8. Sources and reference authorities
This report draws on the following primary sources for data validation and due diligence:
- CBRE Research España – Real Estate Market Outlook Spain 2026.
- PwC / Urban Land Institute – Annual Emerging Trends in Real Estate Europe, a key reference for institutional investors.
- Savills España – Living sector investment data.
- Knight Frank – The Wealth Report – Analysis of HNWI and Family Office behaviour in luxury and residential assets.
- JLL Real Estate Outlook – Global trends in residential and Living sector real estate.
- XII Jornada IESE Real Estate – Expert consensus yield panel providing an authoritative national benchmark.
- BNP Paribas Real Estate – Analysis of logistics and Living sector trends in the Mediterranean arc.
- Ministerio de Vivienda (Spain) – Official statistics on real estate transactions and assessed property values.
- Cátedra Inmobiliaria Universidad de Alicante – Market intelligence for Alicante province, including comarca-level analysis.
- CaixaBank Research – Macroeconomic analysis of the Spanish real estate sector.
- INE / Eurostat – Demographic statistics, population projections and household data.
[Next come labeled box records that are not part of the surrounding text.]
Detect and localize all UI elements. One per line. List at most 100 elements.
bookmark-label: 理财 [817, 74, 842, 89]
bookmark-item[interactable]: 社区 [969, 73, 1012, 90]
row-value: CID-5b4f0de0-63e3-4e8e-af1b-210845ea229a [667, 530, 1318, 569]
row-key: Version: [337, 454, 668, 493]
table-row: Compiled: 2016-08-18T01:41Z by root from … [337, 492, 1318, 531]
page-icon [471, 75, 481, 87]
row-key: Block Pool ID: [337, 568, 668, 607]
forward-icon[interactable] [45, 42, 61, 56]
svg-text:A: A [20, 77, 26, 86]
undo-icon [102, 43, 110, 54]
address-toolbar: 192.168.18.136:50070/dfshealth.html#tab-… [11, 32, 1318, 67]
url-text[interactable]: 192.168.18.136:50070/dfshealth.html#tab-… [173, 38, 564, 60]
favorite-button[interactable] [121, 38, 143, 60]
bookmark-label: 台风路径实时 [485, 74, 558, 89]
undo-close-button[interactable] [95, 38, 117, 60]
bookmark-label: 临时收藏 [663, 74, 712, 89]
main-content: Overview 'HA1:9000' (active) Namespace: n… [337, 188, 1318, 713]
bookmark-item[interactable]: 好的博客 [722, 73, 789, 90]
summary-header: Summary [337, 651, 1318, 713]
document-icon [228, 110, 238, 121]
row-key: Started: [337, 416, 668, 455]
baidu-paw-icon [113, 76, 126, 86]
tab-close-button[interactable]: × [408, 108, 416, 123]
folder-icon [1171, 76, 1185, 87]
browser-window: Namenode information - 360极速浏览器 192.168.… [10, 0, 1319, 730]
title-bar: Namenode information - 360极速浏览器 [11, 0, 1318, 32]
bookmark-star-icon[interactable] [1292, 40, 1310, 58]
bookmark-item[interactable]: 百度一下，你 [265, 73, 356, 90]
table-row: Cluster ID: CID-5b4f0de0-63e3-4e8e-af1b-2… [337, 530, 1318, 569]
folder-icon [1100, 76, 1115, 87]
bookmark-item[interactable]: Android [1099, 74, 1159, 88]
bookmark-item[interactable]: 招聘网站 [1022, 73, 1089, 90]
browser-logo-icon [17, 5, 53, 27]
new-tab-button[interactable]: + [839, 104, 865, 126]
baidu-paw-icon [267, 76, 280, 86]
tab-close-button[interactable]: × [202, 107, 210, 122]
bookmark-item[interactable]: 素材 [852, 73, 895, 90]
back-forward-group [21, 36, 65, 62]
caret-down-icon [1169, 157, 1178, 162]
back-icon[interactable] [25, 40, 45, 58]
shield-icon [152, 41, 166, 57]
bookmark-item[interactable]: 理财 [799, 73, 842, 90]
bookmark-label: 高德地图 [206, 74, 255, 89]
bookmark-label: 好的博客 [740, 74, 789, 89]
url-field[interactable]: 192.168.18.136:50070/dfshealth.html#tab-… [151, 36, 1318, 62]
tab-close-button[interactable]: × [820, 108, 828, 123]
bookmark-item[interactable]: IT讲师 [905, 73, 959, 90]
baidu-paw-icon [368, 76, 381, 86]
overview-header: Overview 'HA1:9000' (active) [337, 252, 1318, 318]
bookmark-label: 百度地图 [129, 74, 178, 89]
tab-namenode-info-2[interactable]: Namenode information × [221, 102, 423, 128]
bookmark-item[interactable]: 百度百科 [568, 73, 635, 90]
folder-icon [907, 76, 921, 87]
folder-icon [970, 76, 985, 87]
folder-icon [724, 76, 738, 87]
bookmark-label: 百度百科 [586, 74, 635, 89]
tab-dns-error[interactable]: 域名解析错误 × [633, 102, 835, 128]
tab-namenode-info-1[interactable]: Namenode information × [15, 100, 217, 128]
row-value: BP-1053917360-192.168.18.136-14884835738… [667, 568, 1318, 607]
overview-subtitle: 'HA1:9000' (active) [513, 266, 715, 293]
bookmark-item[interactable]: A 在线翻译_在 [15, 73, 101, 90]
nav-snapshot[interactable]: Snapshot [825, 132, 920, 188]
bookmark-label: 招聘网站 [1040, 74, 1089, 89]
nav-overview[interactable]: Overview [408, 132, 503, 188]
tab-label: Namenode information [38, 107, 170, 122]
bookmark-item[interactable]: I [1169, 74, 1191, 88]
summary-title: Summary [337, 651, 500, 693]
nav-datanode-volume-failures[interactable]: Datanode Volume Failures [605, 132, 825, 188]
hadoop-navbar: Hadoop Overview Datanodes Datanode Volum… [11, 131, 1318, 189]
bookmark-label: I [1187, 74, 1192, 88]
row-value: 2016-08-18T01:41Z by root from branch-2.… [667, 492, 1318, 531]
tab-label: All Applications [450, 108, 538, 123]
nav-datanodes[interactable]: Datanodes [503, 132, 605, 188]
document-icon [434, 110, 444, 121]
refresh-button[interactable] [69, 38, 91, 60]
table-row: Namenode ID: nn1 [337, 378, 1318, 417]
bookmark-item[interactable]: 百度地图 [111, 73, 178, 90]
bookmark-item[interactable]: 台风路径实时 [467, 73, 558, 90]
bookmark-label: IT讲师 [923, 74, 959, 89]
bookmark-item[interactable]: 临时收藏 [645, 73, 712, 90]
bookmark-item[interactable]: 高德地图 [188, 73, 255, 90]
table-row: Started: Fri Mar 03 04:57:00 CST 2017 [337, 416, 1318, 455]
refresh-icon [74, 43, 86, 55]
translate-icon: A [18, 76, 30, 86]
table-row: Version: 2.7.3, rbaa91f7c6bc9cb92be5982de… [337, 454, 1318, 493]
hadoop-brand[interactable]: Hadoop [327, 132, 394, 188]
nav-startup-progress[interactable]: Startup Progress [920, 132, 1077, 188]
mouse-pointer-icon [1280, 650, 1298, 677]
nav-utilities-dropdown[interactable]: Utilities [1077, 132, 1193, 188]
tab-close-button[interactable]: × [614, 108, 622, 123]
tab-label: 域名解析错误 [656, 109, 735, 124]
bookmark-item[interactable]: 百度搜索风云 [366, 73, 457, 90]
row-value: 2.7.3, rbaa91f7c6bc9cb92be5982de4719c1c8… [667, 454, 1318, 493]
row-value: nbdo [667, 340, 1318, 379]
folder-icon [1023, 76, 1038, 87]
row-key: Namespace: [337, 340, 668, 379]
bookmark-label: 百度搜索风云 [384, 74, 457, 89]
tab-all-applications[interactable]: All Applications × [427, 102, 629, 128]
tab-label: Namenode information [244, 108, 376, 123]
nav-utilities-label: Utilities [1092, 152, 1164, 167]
This report is prepared for general information and analysis, aimed at Real Estate investment in Spain. All yield data represents market consensus as of Q4 2025 and Q1 2026 from all consulted sources and should in any case be validated against any given transaction evidence for specific asset due diligence.
FAQ
Unlike traditional Build-to-Sell (BTS) residential, the other “Living” assets (BTR, Student Housing, Flex/Co-living) are valued as operational businesses (OpCo/PropCo structure). While BTS returns are realized at the point of sale, Living assets prioritize recurring Net Operating Income (NOI). When analysing these, look beyond gross yield; consider the operational alpha, the management team’s ability to maintain high occupancy and reset rents frequently (common in Flex Living). For HNWIs, leveraging bank financing (typically 60% LTV) in the current interest rate environment can often turn a 6% gross yield into a 12%+ cash-on-cash return, provided the operator mitigates vacancy risk.
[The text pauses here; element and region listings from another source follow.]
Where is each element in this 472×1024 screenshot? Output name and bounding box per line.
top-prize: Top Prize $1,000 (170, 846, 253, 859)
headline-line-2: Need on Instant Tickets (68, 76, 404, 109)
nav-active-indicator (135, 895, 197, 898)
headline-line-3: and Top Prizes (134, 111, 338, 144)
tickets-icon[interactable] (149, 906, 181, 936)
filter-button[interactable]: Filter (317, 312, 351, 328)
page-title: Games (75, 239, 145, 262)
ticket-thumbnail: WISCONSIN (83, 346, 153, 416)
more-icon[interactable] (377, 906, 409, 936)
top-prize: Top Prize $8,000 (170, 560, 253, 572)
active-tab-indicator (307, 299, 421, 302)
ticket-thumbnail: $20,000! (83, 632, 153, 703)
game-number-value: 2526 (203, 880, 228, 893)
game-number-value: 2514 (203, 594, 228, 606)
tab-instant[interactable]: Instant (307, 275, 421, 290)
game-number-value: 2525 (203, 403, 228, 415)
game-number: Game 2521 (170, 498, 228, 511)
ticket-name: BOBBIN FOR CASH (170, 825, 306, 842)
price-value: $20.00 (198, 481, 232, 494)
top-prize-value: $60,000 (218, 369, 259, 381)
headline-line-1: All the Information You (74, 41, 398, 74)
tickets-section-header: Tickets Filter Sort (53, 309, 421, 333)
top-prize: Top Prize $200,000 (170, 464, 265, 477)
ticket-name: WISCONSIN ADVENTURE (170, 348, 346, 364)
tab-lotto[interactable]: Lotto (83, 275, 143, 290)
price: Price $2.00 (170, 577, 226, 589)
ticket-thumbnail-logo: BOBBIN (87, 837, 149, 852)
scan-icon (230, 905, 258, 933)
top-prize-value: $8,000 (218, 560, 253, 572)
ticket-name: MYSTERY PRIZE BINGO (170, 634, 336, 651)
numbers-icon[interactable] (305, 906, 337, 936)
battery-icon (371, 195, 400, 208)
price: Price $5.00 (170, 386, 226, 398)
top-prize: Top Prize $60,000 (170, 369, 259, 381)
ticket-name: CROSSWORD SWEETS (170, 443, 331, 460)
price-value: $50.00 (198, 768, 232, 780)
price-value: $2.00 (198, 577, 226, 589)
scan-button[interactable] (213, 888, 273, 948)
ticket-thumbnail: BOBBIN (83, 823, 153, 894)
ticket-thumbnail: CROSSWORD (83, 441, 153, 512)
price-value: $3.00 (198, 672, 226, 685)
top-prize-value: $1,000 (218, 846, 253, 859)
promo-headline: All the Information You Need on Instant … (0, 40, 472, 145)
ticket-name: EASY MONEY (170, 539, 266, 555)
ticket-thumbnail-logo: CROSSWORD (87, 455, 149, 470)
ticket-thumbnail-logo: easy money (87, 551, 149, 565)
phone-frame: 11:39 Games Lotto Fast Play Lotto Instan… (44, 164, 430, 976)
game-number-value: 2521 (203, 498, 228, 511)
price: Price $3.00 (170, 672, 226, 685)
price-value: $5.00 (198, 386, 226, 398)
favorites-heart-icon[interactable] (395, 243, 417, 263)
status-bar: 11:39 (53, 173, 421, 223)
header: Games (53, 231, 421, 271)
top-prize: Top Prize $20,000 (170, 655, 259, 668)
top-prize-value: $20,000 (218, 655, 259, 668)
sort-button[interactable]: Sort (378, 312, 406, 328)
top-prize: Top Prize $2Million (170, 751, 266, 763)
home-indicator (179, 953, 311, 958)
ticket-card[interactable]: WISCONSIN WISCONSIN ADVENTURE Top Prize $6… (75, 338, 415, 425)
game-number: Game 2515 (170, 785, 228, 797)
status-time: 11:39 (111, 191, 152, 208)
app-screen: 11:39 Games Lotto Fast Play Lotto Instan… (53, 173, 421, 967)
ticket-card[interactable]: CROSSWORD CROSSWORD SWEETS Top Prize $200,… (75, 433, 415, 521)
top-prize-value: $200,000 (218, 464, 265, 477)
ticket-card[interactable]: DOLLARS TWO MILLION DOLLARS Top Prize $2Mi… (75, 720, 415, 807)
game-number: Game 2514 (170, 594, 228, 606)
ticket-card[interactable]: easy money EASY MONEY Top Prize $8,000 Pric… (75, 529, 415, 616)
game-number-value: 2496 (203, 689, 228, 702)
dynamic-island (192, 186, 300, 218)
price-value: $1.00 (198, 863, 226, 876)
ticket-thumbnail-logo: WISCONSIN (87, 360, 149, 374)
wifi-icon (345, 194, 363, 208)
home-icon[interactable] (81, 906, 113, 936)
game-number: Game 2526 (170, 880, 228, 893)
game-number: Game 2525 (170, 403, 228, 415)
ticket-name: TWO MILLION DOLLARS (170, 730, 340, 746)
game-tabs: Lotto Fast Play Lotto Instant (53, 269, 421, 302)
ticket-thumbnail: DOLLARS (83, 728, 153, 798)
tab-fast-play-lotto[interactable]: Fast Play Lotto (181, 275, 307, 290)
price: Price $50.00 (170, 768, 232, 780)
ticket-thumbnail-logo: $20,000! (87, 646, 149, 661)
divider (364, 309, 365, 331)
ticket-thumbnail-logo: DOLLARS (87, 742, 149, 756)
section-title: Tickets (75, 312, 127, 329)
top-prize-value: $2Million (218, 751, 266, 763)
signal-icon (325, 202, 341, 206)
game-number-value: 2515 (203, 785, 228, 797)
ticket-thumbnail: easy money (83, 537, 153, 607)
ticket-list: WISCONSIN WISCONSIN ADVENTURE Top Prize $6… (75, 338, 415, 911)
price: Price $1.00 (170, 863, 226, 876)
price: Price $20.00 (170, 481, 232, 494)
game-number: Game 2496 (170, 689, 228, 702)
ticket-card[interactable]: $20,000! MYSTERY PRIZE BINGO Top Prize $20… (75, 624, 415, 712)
The Costa Blanca offers an asymmetric risk-reward profile. While Madrid and Barcelona offer lower yields (4.0%–4.5%) due to high demand and scarcity, they are often “crowded trades.” The Alicante province, specifically the Distrito Digital axis around Alicante city, offers higher prime yields (5.0%–6.8%) driven by a structural undersupply of professionalized housing. The thesis here is driven by diversification: the Marina Alta area mimics the Balearic Islands’ “trophy asset” scarcity, while the Marina Baixa (Benidorm) acts as an “operational laboratory” for converting older hospitality stock into high-demand Flex Living units for the growing digital nomad and remote-work demographic.
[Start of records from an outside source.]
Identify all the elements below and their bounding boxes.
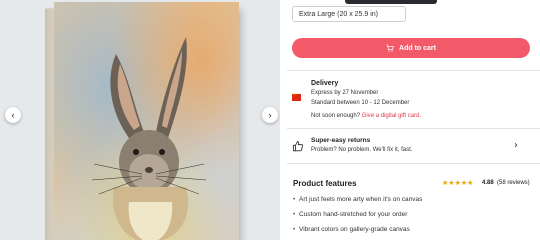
gift-card-link[interactable]: Give a digital gift card. [362, 113, 421, 119]
not-soon-enough-text: Not soon enough? [311, 113, 361, 119]
rating-value: 4.88 [482, 180, 494, 186]
cart-icon [386, 44, 395, 52]
chevron-right-icon: › [268, 109, 272, 120]
feature-item: Vibrant colors on gallery-grade canvas [293, 226, 422, 241]
hare-painting-illustration [54, 2, 239, 240]
divider [287, 128, 540, 129]
delivery-standard: Standard between 10 - 12 December [311, 100, 410, 106]
selected-size-chip-edge[interactable] [345, 0, 437, 4]
chevron-left-icon: ‹ [11, 109, 15, 120]
product-image-hare-painting[interactable] [54, 2, 239, 240]
china-flag-icon [292, 91, 301, 101]
returns-subtitle: Problem? No problem. We'll fix it, fast. [311, 147, 413, 153]
product-features-title: Product features [293, 179, 357, 188]
add-to-cart-button[interactable]: Add to cart [292, 38, 530, 58]
size-option-label: Extra Large (20 x 25.9 in) [299, 11, 378, 18]
star-icon: ★ [467, 179, 474, 187]
review-count-link[interactable]: (58 reviews) [497, 180, 530, 186]
returns-title: Super-easy returns [311, 137, 371, 144]
delivery-express: Express by 27 November [311, 90, 379, 96]
gallery-next-button[interactable]: › [262, 107, 278, 123]
delivery-title: Delivery [311, 80, 339, 87]
rating-stars: ★ ★ ★ ★ ★ [442, 179, 473, 188]
add-to-cart-label: Add to cart [399, 44, 436, 52]
product-gallery: ‹ › [0, 0, 280, 240]
delivery-gift-line: Not soon enough? Give a digital gift car… [311, 113, 421, 119]
thumbs-up-icon [292, 141, 303, 152]
feature-list: Art just feels more arty when it's on ca… [293, 196, 422, 241]
size-option-extra-large[interactable]: Extra Large (20 x 25.9 in) [292, 6, 406, 22]
chevron-right-icon[interactable]: › [514, 140, 518, 151]
gallery-prev-button[interactable]: ‹ [5, 107, 21, 123]
divider [287, 70, 540, 71]
feature-item: Custom hand-stretched for your order [293, 211, 422, 226]
feature-item: Art just feels more arty when it's on ca… [293, 196, 422, 211]
divider [287, 163, 540, 164]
While the national Housing Law of 2023 significantly altered the BTS landscape, the primary risk for investors is regional regulatory fragmentation. Investors should prioritize markets within regions with “business-friendly” regulatory interpretations of national law, such as the Valencian Community, compared to the more restrictive precedents seen in Catalonia. To hedge against regulatory volatility, focus on asset types with higher operational flexibility, such as Flex Living (1–11 month contracts), which generally fall outside the scope of traditional, long-term rent-control regulations. Always perform deep due diligence on the actual management history of any operator to ensure they can maintain the 100 to 150-basis-point performance spread that separates optimized assets from reactive ones.